En octobre 2023, la faction JAS de Boko Haram (Jama’atu Ahlis-Sunna Lidda’Awati Wal-Jihad) a lancé des offensives majeures contre l’autre faction du groupe, la province de l’État islamique en Afrique de l’Ouest (ISWAP). Cela a contraint les combattants de l’ISWAP à évacuer une grande partie de leurs territoires insulaires dans la région du lac Tchad, selon les recherches en cours de l’Institut d’études de sécurité (ISS).

Le JAS aurait dû être en retrait après plusieurs défaites au cours des trois dernières années, une perte de territoire et la mort de son chef Abubakar Shekau, qui a provoqué un exode massif de ses combattants. Au lieu de cela, le groupe a renvoyé l’ISWAP de certains de ses territoires qu’il contrôlait depuis longtemps. Ceux qui connaissent les affrontements affirment que le JAS occupe désormais jusqu’à 40 % des îles précédemment contrôlées par l’ISWAP. Mais l’ISWAP conserve le contrôle du continent dans ces zones.

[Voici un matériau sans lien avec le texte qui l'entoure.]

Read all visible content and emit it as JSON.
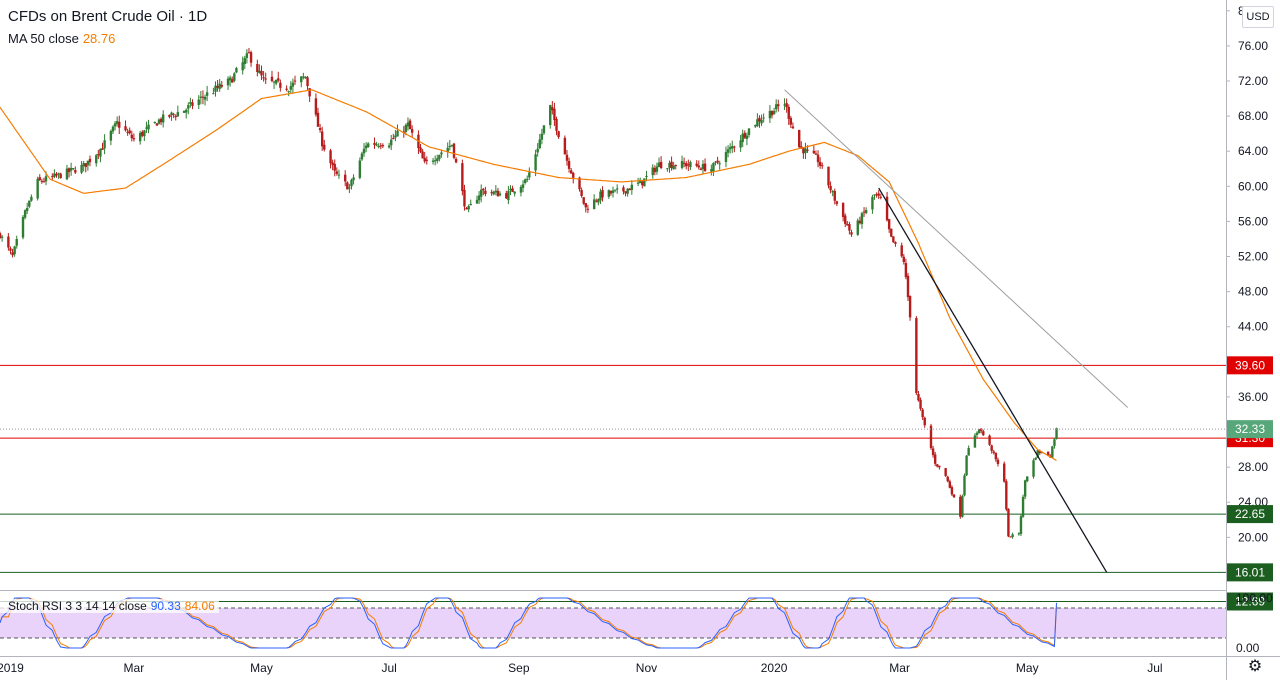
{
  "legend": {
    "title": "CFDs on Brent Crude Oil · 1D",
    "ma_label": "MA 50 close",
    "ma_value": "28.76"
  },
  "rsi_legend": {
    "label": "Stoch RSI 3 3 14 14 close",
    "k_value": "90.33",
    "d_value": "84.06"
  },
  "currency": "USD",
  "colors": {
    "up": "#26a69a",
    "up_body": "#2e7d32",
    "down": "#b71c1c",
    "ma": "#f57c00",
    "red_level": "#e00000",
    "green_level": "#1b5e20",
    "price_badge": "#57a77a",
    "stoch_k": "#2962ff",
    "stoch_d": "#f57c00",
    "stoch_band": "#e1c4f8"
  },
  "chart_data": {
    "type": "candlestick",
    "symbol": "CFDs on Brent Crude Oil",
    "interval": "1D",
    "currency": "USD",
    "y_range": [
      14,
      81
    ],
    "y_ticks": [
      16,
      20,
      24,
      28,
      32,
      36,
      40,
      44,
      48,
      52,
      56,
      60,
      64,
      68,
      72,
      76,
      80
    ],
    "y_tick_labels": [
      "16.00",
      "20.00",
      "24.00",
      "28.00",
      "32.00",
      "36.00",
      "40.00",
      "44.00",
      "48.00",
      "52.00",
      "56.00",
      "60.00",
      "64.00",
      "68.00",
      "72.00",
      "76.00",
      "80.00"
    ],
    "x_range": [
      "2018-12-27",
      "2020-08-04"
    ],
    "x_ticks": [
      {
        "date": "2019-01-01",
        "label": "2019"
      },
      {
        "date": "2019-03-01",
        "label": "Mar"
      },
      {
        "date": "2019-05-01",
        "label": "May"
      },
      {
        "date": "2019-07-01",
        "label": "Jul"
      },
      {
        "date": "2019-09-01",
        "label": "Sep"
      },
      {
        "date": "2019-11-01",
        "label": "Nov"
      },
      {
        "date": "2020-01-01",
        "label": "2020"
      },
      {
        "date": "2020-03-01",
        "label": "Mar"
      },
      {
        "date": "2020-05-01",
        "label": "May"
      },
      {
        "date": "2020-07-01",
        "label": "Jul"
      }
    ],
    "close_anchors": [
      [
        "2018-12-27",
        54.5
      ],
      [
        "2019-01-02",
        52.0
      ],
      [
        "2019-01-08",
        57.0
      ],
      [
        "2019-01-14",
        60.5
      ],
      [
        "2019-01-25",
        61.3
      ],
      [
        "2019-02-05",
        62.3
      ],
      [
        "2019-02-14",
        64.5
      ],
      [
        "2019-02-21",
        67.2
      ],
      [
        "2019-03-01",
        65.3
      ],
      [
        "2019-03-13",
        67.5
      ],
      [
        "2019-03-26",
        68.8
      ],
      [
        "2019-04-05",
        70.5
      ],
      [
        "2019-04-16",
        72.0
      ],
      [
        "2019-04-25",
        75.0
      ],
      [
        "2019-05-02",
        72.0
      ],
      [
        "2019-05-14",
        71.3
      ],
      [
        "2019-05-22",
        72.5
      ],
      [
        "2019-05-30",
        65.0
      ],
      [
        "2019-06-05",
        61.5
      ],
      [
        "2019-06-12",
        59.8
      ],
      [
        "2019-06-20",
        64.8
      ],
      [
        "2019-07-01",
        65.0
      ],
      [
        "2019-07-10",
        67.0
      ],
      [
        "2019-07-18",
        62.5
      ],
      [
        "2019-07-31",
        64.8
      ],
      [
        "2019-08-07",
        57.0
      ],
      [
        "2019-08-14",
        59.5
      ],
      [
        "2019-08-26",
        59.0
      ],
      [
        "2019-09-05",
        60.8
      ],
      [
        "2019-09-16",
        69.0
      ],
      [
        "2019-09-24",
        63.0
      ],
      [
        "2019-10-03",
        57.5
      ],
      [
        "2019-10-10",
        59.0
      ],
      [
        "2019-10-21",
        59.5
      ],
      [
        "2019-10-30",
        60.5
      ],
      [
        "2019-11-07",
        62.5
      ],
      [
        "2019-11-20",
        62.5
      ],
      [
        "2019-12-02",
        62.0
      ],
      [
        "2019-12-12",
        64.5
      ],
      [
        "2019-12-24",
        67.5
      ],
      [
        "2020-01-06",
        69.5
      ],
      [
        "2020-01-13",
        64.5
      ],
      [
        "2020-01-22",
        63.0
      ],
      [
        "2020-01-31",
        58.0
      ],
      [
        "2020-02-07",
        54.5
      ],
      [
        "2020-02-18",
        59.0
      ],
      [
        "2020-02-21",
        58.5
      ],
      [
        "2020-02-26",
        54.0
      ],
      [
        "2020-03-03",
        51.5
      ],
      [
        "2020-03-06",
        45.3
      ],
      [
        "2020-03-09",
        36.5
      ],
      [
        "2020-03-12",
        33.5
      ],
      [
        "2020-03-18",
        28.5
      ],
      [
        "2020-03-23",
        27.0
      ],
      [
        "2020-03-30",
        22.5
      ],
      [
        "2020-04-02",
        29.5
      ],
      [
        "2020-04-08",
        32.5
      ],
      [
        "2020-04-14",
        30.0
      ],
      [
        "2020-04-20",
        26.5
      ],
      [
        "2020-04-22",
        20.0
      ],
      [
        "2020-04-27",
        20.5
      ],
      [
        "2020-04-30",
        26.5
      ],
      [
        "2020-05-06",
        29.8
      ],
      [
        "2020-05-12",
        29.3
      ],
      [
        "2020-05-15",
        32.33
      ]
    ],
    "ma50_anchors": [
      [
        "2018-12-27",
        69.0
      ],
      [
        "2019-01-20",
        60.8
      ],
      [
        "2019-02-05",
        59.2
      ],
      [
        "2019-02-25",
        59.8
      ],
      [
        "2019-03-15",
        62.5
      ],
      [
        "2019-04-10",
        66.5
      ],
      [
        "2019-05-01",
        70.0
      ],
      [
        "2019-05-25",
        71.0
      ],
      [
        "2019-06-20",
        68.5
      ],
      [
        "2019-07-20",
        64.5
      ],
      [
        "2019-08-20",
        62.5
      ],
      [
        "2019-09-20",
        61.0
      ],
      [
        "2019-10-20",
        60.5
      ],
      [
        "2019-11-20",
        61.0
      ],
      [
        "2019-12-20",
        62.5
      ],
      [
        "2020-01-08",
        64.0
      ],
      [
        "2020-01-25",
        65.0
      ],
      [
        "2020-02-10",
        63.5
      ],
      [
        "2020-02-25",
        60.5
      ],
      [
        "2020-03-10",
        53.5
      ],
      [
        "2020-03-25",
        45.0
      ],
      [
        "2020-04-10",
        38.0
      ],
      [
        "2020-04-25",
        33.0
      ],
      [
        "2020-05-06",
        30.0
      ],
      [
        "2020-05-15",
        28.76
      ]
    ],
    "series": [
      {
        "name": "MA 50 close",
        "last_value": 28.76
      }
    ],
    "horizontal_levels": [
      {
        "value": 39.6,
        "label": "39.60",
        "kind": "resistance"
      },
      {
        "value": 31.3,
        "label": "31.30",
        "kind": "resistance"
      },
      {
        "value": 22.65,
        "label": "22.65",
        "kind": "support"
      },
      {
        "value": 16.01,
        "label": "16.01",
        "kind": "support"
      },
      {
        "value": 12.69,
        "label": "12.69",
        "kind": "support"
      }
    ],
    "trendlines": [
      {
        "from": [
          "2020-01-06",
          71.0
        ],
        "to": [
          "2020-06-18",
          34.8
        ],
        "style": "gray"
      },
      {
        "from": [
          "2020-02-20",
          59.8
        ],
        "to": [
          "2020-06-08",
          16.0
        ],
        "style": "black"
      }
    ],
    "last_price": {
      "value": 32.33,
      "label": "32.33"
    },
    "stoch_rsi": {
      "name": "Stoch RSI 3 3 14 14 close",
      "k": 90.33,
      "d": 84.06,
      "y_range": [
        0,
        100
      ],
      "y_ticks": [
        "100.00",
        "0.00"
      ],
      "bands": [
        20,
        80
      ]
    }
  }
}
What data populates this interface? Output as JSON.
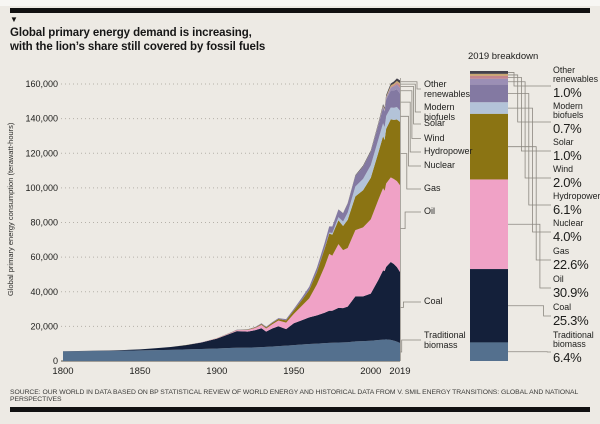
{
  "header": {
    "marker": "▼",
    "title_line1": "Global primary energy demand is increasing,",
    "title_line2": "with the lion’s share still covered by fossil fuels"
  },
  "footer": {
    "source": "SOURCE: OUR WORLD IN DATA BASED ON BP STATISTICAL REVIEW OF WORLD ENERGY AND HISTORICAL DATA FROM V. SMIL ENERGY TRANSITIONS: GLOBAL AND NATIONAL PERSPECTIVES"
  },
  "chart_data": {
    "type": "area",
    "stacked": true,
    "title": "Global primary energy demand is increasing, with the lion’s share still covered by fossil fuels",
    "xlabel": "",
    "ylabel": "Global primary energy consumption (terawatt-hours)",
    "ylim": [
      0,
      160000
    ],
    "xlim": [
      1800,
      2019
    ],
    "grid": "dotted-horizontal",
    "y_tick_labels": [
      "0",
      "20,000",
      "40,000",
      "60,000",
      "80,000",
      "100,000",
      "120,000",
      "140,000",
      "160,000"
    ],
    "y_tick_values": [
      0,
      20000,
      40000,
      60000,
      80000,
      100000,
      120000,
      140000,
      160000
    ],
    "x_tick_labels": [
      "1800",
      "1850",
      "1900",
      "1950",
      "2000",
      "2019"
    ],
    "x_tick_values": [
      1800,
      1850,
      1900,
      1950,
      2000,
      2019
    ],
    "years": [
      1800,
      1810,
      1820,
      1830,
      1840,
      1850,
      1860,
      1870,
      1880,
      1890,
      1900,
      1910,
      1913,
      1920,
      1925,
      1929,
      1932,
      1936,
      1940,
      1945,
      1950,
      1955,
      1960,
      1965,
      1970,
      1973,
      1975,
      1979,
      1982,
      1985,
      1990,
      1995,
      2000,
      2005,
      2008,
      2009,
      2010,
      2013,
      2015,
      2017,
      2019
    ],
    "series": [
      {
        "name": "Traditional biomass",
        "color": "#54708e",
        "values": [
          5556,
          5650,
          5750,
          5860,
          5980,
          6111,
          6280,
          6460,
          6700,
          6960,
          7222,
          7560,
          7660,
          7700,
          7900,
          8050,
          8150,
          8350,
          8600,
          8900,
          9200,
          9500,
          9800,
          10050,
          10300,
          10450,
          10550,
          10700,
          10750,
          10800,
          11300,
          11500,
          11700,
          12100,
          12350,
          12400,
          12500,
          12200,
          11800,
          11200,
          10400
        ]
      },
      {
        "name": "Coal",
        "color": "#14203a",
        "values": [
          97,
          120,
          160,
          240,
          360,
          569,
          1060,
          1640,
          2470,
          3700,
          5730,
          8660,
          9600,
          9300,
          9900,
          10900,
          8800,
          10400,
          11500,
          9500,
          12600,
          14000,
          15400,
          16300,
          17600,
          18600,
          18500,
          20000,
          19800,
          20600,
          26000,
          25800,
          27200,
          34800,
          40000,
          39500,
          41900,
          45000,
          44200,
          43000,
          41000
        ]
      },
      {
        "name": "Oil",
        "color": "#f0a2c6",
        "values": [
          0,
          0,
          0,
          0,
          0,
          0,
          2,
          10,
          30,
          90,
          180,
          410,
          560,
          890,
          1300,
          1900,
          1800,
          2500,
          3300,
          3800,
          5400,
          8200,
          11000,
          17900,
          26600,
          32800,
          31800,
          36800,
          33500,
          33900,
          38300,
          39900,
          42900,
          46400,
          47500,
          46400,
          48100,
          48900,
          49100,
          49700,
          50100
        ]
      },
      {
        "name": "Gas",
        "color": "#8b7413",
        "values": [
          0,
          0,
          0,
          0,
          0,
          0,
          0,
          0,
          10,
          30,
          64,
          140,
          180,
          230,
          350,
          550,
          600,
          750,
          870,
          1300,
          2000,
          3200,
          4800,
          7100,
          10300,
          11800,
          12100,
          13800,
          13900,
          16200,
          19500,
          21400,
          24000,
          27300,
          30000,
          29400,
          31600,
          33500,
          34200,
          35600,
          36600
        ]
      },
      {
        "name": "Nuclear",
        "color": "#b3c3d8",
        "values": [
          0,
          0,
          0,
          0,
          0,
          0,
          0,
          0,
          0,
          0,
          0,
          0,
          0,
          0,
          0,
          0,
          0,
          0,
          0,
          0,
          0,
          0,
          0,
          72,
          220,
          580,
          1000,
          1800,
          2600,
          4200,
          5700,
          6600,
          7300,
          7600,
          7500,
          7300,
          7400,
          6800,
          7000,
          7200,
          6500
        ]
      },
      {
        "name": "Hydropower",
        "color": "#8379a2",
        "values": [
          0,
          0,
          0,
          0,
          0,
          0,
          0,
          0,
          10,
          20,
          50,
          120,
          150,
          190,
          280,
          380,
          420,
          470,
          520,
          700,
          930,
          1400,
          1900,
          2500,
          3100,
          3500,
          3700,
          4400,
          4700,
          5200,
          6100,
          7000,
          7600,
          8300,
          9000,
          9100,
          9500,
          9900,
          10000,
          10200,
          9900
        ]
      },
      {
        "name": "Wind",
        "color": "#9b8fb5",
        "values": [
          0,
          0,
          0,
          0,
          0,
          0,
          0,
          0,
          0,
          0,
          0,
          0,
          0,
          0,
          0,
          0,
          0,
          0,
          0,
          0,
          0,
          0,
          0,
          0,
          0,
          0,
          0,
          0,
          0,
          0,
          10,
          30,
          90,
          290,
          620,
          740,
          960,
          1700,
          2300,
          2800,
          3240
        ]
      },
      {
        "name": "Solar",
        "color": "#c4858e",
        "values": [
          0,
          0,
          0,
          0,
          0,
          0,
          0,
          0,
          0,
          0,
          0,
          0,
          0,
          0,
          0,
          0,
          0,
          0,
          0,
          0,
          0,
          0,
          0,
          0,
          0,
          0,
          0,
          0,
          0,
          0,
          0,
          0,
          0,
          10,
          30,
          50,
          90,
          350,
          680,
          1100,
          1620
        ]
      },
      {
        "name": "Modern biofuels",
        "color": "#cba672",
        "values": [
          0,
          0,
          0,
          0,
          0,
          0,
          0,
          0,
          0,
          0,
          0,
          0,
          0,
          0,
          0,
          0,
          0,
          0,
          0,
          0,
          0,
          0,
          0,
          0,
          0,
          0,
          0,
          0,
          0,
          60,
          110,
          140,
          180,
          320,
          570,
          620,
          720,
          870,
          950,
          1040,
          1130
        ]
      },
      {
        "name": "Other renewables",
        "color": "#44414b",
        "values": [
          0,
          0,
          0,
          0,
          0,
          0,
          0,
          0,
          0,
          0,
          0,
          0,
          0,
          0,
          0,
          0,
          0,
          0,
          0,
          0,
          0,
          0,
          0,
          0,
          30,
          50,
          60,
          90,
          130,
          200,
          360,
          450,
          560,
          700,
          820,
          850,
          900,
          1100,
          1250,
          1430,
          1620
        ]
      }
    ]
  },
  "breakdown": {
    "title": "2019 breakdown",
    "items": [
      {
        "name": "Other renewables",
        "pct": 1.0,
        "pct_label": "1.0%",
        "color": "#44414b"
      },
      {
        "name": "Modern biofuels",
        "pct": 0.7,
        "pct_label": "0.7%",
        "color": "#cba672"
      },
      {
        "name": "Solar",
        "pct": 1.0,
        "pct_label": "1.0%",
        "color": "#c4858e"
      },
      {
        "name": "Wind",
        "pct": 2.0,
        "pct_label": "2.0%",
        "color": "#9b8fb5"
      },
      {
        "name": "Hydropower",
        "pct": 6.1,
        "pct_label": "6.1%",
        "color": "#8379a2"
      },
      {
        "name": "Nuclear",
        "pct": 4.0,
        "pct_label": "4.0%",
        "color": "#b3c3d8"
      },
      {
        "name": "Gas",
        "pct": 22.6,
        "pct_label": "22.6%",
        "color": "#8b7413"
      },
      {
        "name": "Oil",
        "pct": 30.9,
        "pct_label": "30.9%",
        "color": "#f0a2c6"
      },
      {
        "name": "Coal",
        "pct": 25.3,
        "pct_label": "25.3%",
        "color": "#14203a"
      },
      {
        "name": "Traditional biomass",
        "pct": 6.4,
        "pct_label": "6.4%",
        "color": "#54708e"
      }
    ]
  },
  "style": {
    "background": "#edeae4",
    "grid_color": "#b5b1a9",
    "leader_color": "#8c8880",
    "axis_color": "#55524c",
    "text_color": "#1d1d1b"
  }
}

Les gains du JAS sont liés à une alliance cruciale avec un ancien commandant influent de l’ISWAP, Mikhail Usman, alias Kaila. Kaila, du groupe ethnique Buduma, a fait défection vers le JAS début 2023 avec quelques commandants et combattants. Parmi leurs griefs figurait la marginalisation perçue des Buduma des postes de direction de l’ISWAP.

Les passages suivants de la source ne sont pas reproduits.